舞台はニューヨークはマンハッタン。IQ185で19歳でハーバード大を卒業したキャリー・ピルビー(ベル・パウリー)は、天才故に凡人と付き合うのは苦手で引きこもり気味。彼女の嫌いなロンドンに暮らす父親ガブリエル・バーンの知人であるセラピスト(ネイサン・レイン)に幸せになる為のリストを渡される。父親に不信を覚えている彼女は、リストに従って金魚を飼ってもデートをしても幸福になれそうもない。
 しかし、無理やり押しつけられた法律事務所の校正の仕事をするうち同僚の女性とは気が合い、リストの一つはクリアする。再婚を予定している父親が娘の様子が心配になってNYへやって来、彼女が一時思いを寄せていた文学教授(コリン・オドナヒュー)に貸した「フラニーとゾーイ」の初版本を一緒に取り戻したことで父親との不和が解消される。
 この勢いに乗り、キャリーは隣に居候している変人だが感じの良い音大卒サイ(ウィリアム・モーズリー)に恋人を見出す(英語的な表現にしてみました)。
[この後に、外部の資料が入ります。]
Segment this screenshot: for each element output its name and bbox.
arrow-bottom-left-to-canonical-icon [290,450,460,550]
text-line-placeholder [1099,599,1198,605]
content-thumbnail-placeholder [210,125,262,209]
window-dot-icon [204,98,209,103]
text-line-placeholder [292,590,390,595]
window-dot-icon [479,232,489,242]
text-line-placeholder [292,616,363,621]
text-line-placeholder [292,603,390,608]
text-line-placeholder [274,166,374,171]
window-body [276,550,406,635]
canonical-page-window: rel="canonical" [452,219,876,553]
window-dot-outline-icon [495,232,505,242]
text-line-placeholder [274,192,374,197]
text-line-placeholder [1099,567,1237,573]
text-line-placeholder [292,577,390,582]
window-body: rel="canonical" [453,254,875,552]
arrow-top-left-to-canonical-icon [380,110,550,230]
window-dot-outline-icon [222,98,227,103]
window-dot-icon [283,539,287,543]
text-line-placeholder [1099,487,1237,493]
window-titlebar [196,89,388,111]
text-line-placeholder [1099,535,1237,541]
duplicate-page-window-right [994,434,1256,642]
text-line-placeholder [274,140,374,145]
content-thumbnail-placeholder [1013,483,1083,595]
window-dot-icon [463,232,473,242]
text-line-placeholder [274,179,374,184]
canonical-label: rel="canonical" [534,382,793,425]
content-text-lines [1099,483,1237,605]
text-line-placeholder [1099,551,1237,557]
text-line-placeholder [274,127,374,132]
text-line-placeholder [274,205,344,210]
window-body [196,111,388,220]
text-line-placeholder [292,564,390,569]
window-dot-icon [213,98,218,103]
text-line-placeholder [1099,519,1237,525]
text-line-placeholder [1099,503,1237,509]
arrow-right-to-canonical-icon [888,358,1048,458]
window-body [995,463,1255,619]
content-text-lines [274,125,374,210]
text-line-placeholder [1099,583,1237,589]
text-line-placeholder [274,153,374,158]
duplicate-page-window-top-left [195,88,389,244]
終盤明らかにされるのだが、彼女が孤独をかこつのは何ということはない、母親と死別したことと父親との不和に原因がある。その意味では知能の高さとは真逆の、19歳よりもっと年下の少女的な感傷である。父親との不和も恐らく母親との死別に関連があり、生前の母親に渡された「フラニーとゾーイ」初版本を取り返したことで不和を解消するのはある意味必然なのであって、特段拙速ではない(そうした意見に対する反論)。

近頃の作品らしく、現在進行形の時系列に教授と過ごした時間を綴る時系列がさりげなく挿入される。ヒロインは男性との関係で失意に陥ると教授との時間を思い出すのである。余り親切な往来ではないので、昨今の映画は全く油断がならない。

全体の感覚は1970年代後半のハーバート・ロスやポール・マザースキー(台詞劇としては当時のウッディー・アレンもあろうか)に似て、個人的にはこれを特に評価したい。
 それに、リチャード・リンクレイターの影響であろう、話をする二人を延々とドリー・バックで捉える長回しがあり、矢継ぎ早に繰り出される気の利いた台詞群は「JUNO/ジュノ」(2007年)を書いた脚本家デュアブロ・コディを思い出させる。といった具合に、作者たちは古い映画を色々と勉強しているのではないかと思う。

温故知新、というやつですかな。